Non a caso, parlando, lo scorso marzo, in videochiamata con il patriarca ortodosso russo Kirill, Francesco lo aveva invitato a usare esclusivamente la lingua di Gesù e non quella della politica, perché i leader religiosi, disse, non possono fare altrimenti. Francesco parla una lingua diversa da quella della diplomazia, la quale viaggia su un binario diverso rispetto a quello di Santa Marta: è partita semplicemente dal cuore e non da strategie politiche o diplomatiche la scelta di Francesco, il 25 febbraio, a guerra appena iniziata, di presentarsi all'Ambasciata Russa presso la Santa Sede per manifestare all'ambasciatore Alexander Avdeev tutta la sua preoccupazione per l'attacco in Ucraina.
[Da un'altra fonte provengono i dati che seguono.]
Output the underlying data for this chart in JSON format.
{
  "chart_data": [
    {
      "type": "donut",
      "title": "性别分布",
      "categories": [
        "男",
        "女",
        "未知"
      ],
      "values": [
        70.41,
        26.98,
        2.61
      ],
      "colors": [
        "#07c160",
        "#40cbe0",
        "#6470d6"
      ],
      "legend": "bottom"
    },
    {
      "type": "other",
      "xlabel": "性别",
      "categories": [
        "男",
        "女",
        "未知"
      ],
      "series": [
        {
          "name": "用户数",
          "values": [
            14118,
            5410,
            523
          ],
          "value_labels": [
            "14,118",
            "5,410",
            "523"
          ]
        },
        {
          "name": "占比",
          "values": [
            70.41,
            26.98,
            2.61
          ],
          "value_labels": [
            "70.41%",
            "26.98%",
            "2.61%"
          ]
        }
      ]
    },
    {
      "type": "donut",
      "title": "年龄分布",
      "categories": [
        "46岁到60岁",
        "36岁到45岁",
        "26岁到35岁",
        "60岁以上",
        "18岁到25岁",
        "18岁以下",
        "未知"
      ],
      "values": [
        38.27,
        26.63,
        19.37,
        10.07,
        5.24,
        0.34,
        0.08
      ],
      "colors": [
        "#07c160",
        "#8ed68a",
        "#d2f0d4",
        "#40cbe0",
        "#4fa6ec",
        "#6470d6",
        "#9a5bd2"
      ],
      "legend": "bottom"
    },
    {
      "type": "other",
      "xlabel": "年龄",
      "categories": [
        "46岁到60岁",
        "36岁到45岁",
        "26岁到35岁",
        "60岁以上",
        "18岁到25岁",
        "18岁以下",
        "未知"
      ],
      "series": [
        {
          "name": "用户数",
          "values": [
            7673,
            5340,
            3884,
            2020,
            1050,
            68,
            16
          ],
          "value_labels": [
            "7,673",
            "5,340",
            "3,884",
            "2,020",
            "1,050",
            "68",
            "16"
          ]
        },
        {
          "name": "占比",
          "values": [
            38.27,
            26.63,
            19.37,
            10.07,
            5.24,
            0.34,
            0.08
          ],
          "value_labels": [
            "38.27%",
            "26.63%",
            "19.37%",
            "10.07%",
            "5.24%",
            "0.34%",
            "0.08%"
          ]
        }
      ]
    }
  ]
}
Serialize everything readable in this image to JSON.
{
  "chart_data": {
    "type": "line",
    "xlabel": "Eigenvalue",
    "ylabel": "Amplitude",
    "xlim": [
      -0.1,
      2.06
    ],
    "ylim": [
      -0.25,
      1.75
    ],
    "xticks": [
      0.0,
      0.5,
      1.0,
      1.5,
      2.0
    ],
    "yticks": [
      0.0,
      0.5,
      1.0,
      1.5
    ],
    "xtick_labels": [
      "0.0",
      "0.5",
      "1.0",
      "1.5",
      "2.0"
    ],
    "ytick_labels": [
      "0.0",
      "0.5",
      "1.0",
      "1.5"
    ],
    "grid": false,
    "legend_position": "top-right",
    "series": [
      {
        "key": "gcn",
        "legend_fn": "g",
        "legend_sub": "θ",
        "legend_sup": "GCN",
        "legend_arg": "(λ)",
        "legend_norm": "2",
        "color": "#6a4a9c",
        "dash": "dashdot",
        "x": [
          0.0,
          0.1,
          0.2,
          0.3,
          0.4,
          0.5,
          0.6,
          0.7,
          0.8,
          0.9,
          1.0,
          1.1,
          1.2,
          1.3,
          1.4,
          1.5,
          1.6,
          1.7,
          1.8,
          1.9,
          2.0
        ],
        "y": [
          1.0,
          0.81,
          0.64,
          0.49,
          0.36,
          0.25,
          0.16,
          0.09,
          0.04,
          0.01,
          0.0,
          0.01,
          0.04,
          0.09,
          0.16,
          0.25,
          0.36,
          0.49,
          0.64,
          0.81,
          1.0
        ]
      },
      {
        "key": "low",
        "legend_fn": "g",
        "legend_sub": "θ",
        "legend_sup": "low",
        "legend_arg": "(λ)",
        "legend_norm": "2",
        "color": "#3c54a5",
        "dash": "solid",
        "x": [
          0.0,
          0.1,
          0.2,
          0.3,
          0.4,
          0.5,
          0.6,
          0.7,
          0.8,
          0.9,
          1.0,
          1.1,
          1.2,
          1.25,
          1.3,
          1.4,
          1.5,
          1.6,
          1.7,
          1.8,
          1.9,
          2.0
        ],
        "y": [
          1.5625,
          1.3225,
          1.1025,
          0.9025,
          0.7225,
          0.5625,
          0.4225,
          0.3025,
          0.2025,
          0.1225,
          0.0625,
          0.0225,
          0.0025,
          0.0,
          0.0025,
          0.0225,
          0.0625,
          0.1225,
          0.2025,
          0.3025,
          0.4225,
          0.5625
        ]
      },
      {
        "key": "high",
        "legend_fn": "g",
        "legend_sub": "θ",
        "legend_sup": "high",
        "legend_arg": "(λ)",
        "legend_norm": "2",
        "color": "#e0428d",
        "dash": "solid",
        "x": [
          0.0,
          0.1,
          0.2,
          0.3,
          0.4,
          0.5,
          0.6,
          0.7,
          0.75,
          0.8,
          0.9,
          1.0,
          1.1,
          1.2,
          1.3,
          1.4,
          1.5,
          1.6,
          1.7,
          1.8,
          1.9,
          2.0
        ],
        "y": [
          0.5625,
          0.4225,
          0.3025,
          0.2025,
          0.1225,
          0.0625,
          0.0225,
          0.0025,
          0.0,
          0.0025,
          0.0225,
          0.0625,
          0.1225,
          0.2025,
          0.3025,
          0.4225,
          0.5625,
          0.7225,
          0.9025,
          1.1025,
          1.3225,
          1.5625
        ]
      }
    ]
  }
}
E parte sempre dal cuore il desiderio di volare a Mosca per incontrare Putin, il leader che, nonostante le bacchettate pubbliche e potenti di Francesco, vede nel Papa, uno dei pochi, se non l'unico, interlocutore credibile per poter aprire un tavolo di trattativa.

E poi c'è la questione umanitaria: il collaboratore di Lavrov accenna anche a questo quando parla di «canale aperto» con la Santa Sede: proprio per questo Francesco ha voluto informazioni di prima mano sulla situazione in Ucraina inviando negli scorsi mesi due cardinali sul posto e autorizzando infine la missione a Kiev, a maggio, di monsignor Paul Richard Gallagher, il «ministro degli esteri» del Vaticano.